2014-09-18

U.S. Stocks Climb on Fed Optimism, Lower Jobless Claims

Story by Bloomberg
Written by Oliver Renick

U.S. stocks rose for a third day as investors speculated interest rates will remain low and data showed fewer Americans filing for jobless claims.

The Standard & Poor’s 500 Index advanced 0.3 percent to 2,006.53 at 9:33 a.m. in New York. The Dow Jones Industrial Average added 36.54 points, or 0.2 percent, to 17,193.39.

“The market’s still in Fed mode,” Joe Bell, a senior equity analyst at Cincinnati-based Schaeffer’s Investment Research Inc., said in a phone interview. “A majority of people are thinking July 2015 may be the rate increase and the market’s responding positively to the idea that rates aren’t coming any sooner.”

Jobless claims decreased by 36,000 to 280,000 in the period ended Sept. 13, the Labor Department said today. The median forecast of 52 economists surveyed by Bloomberg called for a decline to 305,000. Those already collecting unemployment benefits fell to a more than seven-year low.
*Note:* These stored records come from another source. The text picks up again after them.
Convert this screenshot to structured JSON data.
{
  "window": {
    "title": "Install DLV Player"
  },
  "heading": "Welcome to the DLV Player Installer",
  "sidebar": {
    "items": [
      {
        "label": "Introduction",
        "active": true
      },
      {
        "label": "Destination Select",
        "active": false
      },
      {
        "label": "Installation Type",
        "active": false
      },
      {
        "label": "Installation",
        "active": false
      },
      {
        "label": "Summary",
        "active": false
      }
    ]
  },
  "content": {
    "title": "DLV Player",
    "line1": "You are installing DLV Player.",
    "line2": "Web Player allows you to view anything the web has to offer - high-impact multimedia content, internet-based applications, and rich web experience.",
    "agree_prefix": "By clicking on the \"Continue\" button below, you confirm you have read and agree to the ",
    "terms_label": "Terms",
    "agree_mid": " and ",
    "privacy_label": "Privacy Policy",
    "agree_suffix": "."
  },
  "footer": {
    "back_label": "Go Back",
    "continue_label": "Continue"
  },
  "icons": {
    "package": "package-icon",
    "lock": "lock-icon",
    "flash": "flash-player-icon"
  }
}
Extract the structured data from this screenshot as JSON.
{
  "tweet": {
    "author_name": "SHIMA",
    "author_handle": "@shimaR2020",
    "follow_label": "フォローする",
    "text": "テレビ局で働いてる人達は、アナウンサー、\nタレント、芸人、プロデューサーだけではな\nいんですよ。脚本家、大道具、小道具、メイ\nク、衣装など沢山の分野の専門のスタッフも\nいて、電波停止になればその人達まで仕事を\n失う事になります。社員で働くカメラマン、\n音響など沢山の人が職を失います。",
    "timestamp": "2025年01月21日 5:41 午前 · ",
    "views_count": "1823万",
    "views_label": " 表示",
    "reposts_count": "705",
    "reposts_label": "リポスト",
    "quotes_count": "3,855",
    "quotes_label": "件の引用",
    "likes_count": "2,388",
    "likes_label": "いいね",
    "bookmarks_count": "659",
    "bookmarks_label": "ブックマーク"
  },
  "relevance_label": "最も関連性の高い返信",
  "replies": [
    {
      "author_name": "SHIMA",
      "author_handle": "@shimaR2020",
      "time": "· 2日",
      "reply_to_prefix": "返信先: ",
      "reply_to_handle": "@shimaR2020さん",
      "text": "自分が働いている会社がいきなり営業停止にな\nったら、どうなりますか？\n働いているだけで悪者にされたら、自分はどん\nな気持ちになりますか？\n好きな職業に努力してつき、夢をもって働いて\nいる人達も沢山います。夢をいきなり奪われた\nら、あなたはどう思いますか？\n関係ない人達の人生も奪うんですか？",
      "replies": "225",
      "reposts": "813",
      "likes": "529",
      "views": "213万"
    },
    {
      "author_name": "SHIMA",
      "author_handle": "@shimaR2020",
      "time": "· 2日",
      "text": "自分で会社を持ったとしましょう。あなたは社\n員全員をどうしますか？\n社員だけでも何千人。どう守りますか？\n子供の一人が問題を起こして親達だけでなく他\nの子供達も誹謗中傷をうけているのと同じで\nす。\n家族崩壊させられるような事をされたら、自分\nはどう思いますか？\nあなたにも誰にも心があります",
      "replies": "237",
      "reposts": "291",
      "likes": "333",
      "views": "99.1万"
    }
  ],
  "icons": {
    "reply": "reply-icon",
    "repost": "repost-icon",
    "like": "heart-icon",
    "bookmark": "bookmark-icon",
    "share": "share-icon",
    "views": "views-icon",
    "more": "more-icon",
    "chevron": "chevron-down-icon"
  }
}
Stocks advanced yesterday, sending the S&P 500 up as much as 0.6 percent, after the Fed renewed its pledge to keep interest rates near zero for a “considerable time” after its bond-buying program ends, probably next month. Policy makers also projected a steeper increase in borrowing costs next year, raising the median forecast for the benchmark rate at the end of 2015 to 1.375 percent from June’s estimate of 1.125 percent.

“There is a tension between the committee’s statement keeping the considerable period language versus the rate forecasts,” said Chris Rupkey, chief financial economist at Bank of Tokyo-Mitsubishi UFJ Ltd. in New York. “It is quite a balancing act of the high-wire kind that still leaves the market guessing about the Fed’s intentions.”

Alibaba Group Holding Ltd., the Chinese e-commerce giant, intends to pick a price for its nearly $22 billion initial public offering tonight. The company is asking investors to value it as high as $167.6 billion, or 29 times estimated earnings in the year through March. That’s still below Tencent, Baidu Inc. and Amazon.